Uniadex Ltd.
- Native name: ユニアデックス 株式会社
- Type: Private KK
- Industry: Information technology
- Founded: 1997; 29 years ago
- Headquarters: Tokyo, Japan
- Key people: Ken Tanaka
- Services: System integration Cloud computing Information security IT lifecycle support
- Revenue: JPY 125.5 billion
- Total assets: JPY 750 million
- Number of employees: 2,812 (2016)
- Parent: BIPROGY
- Subsidiaries: Netmarks
- Website: Official Website

= Uniadex =

Japanese information technology company

Uniadex Ltd. (ユニアデックス株式会社, Yuniadekkusu Kabushiki-gaisha) is a Japanese company headquartered in Tokyo, Japan, that offers IT services.

==Overview==
Originally, in 1997, Uniadex Ltd. was established by Nihon Unisys Ltd. (Unisys of Japan).
The company offers system integration, cloud computing, information security, and IT lifecycle support services in Japan and mostly for enterprises, apart from Nihon Unisys.
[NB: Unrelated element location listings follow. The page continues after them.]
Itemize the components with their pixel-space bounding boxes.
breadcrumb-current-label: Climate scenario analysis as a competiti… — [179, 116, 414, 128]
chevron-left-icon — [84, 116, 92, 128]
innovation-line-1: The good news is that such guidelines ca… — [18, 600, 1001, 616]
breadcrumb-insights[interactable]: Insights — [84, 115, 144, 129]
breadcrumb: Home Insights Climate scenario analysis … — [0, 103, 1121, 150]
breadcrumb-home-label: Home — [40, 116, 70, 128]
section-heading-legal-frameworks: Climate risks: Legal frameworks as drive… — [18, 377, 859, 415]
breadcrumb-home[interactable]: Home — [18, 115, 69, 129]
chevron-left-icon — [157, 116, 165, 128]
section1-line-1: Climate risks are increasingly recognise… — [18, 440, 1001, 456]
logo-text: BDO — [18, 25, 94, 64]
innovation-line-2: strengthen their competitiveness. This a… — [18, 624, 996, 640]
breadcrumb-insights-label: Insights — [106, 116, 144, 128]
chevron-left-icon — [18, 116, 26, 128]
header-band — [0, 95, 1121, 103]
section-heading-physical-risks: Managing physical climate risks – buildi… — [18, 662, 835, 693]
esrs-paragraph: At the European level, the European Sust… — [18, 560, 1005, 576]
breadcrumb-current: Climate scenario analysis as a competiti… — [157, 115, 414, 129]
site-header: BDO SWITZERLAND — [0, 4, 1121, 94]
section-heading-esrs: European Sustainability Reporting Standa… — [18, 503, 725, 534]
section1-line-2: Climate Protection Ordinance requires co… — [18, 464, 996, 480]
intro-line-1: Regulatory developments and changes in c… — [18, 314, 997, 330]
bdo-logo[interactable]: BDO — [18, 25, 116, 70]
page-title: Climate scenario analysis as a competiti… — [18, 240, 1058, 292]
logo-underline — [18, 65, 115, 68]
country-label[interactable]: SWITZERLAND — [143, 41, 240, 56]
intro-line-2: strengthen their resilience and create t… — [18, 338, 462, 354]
The company is an official partner of Blue Coat Systems, Cisco Systems, Citrix Systems, Dell EMC, etc.
The business type and scope is the same as Itochu Techno-Solutions and SCSK.

Uniadex was established when Nihon Unisys Ltd. acquired Netmarks Inc. from Sumitomo Electric Industries Ltd. by takeover in 2007, and when Uniadex Ltd. and Netmarks Inc. merged in 2014.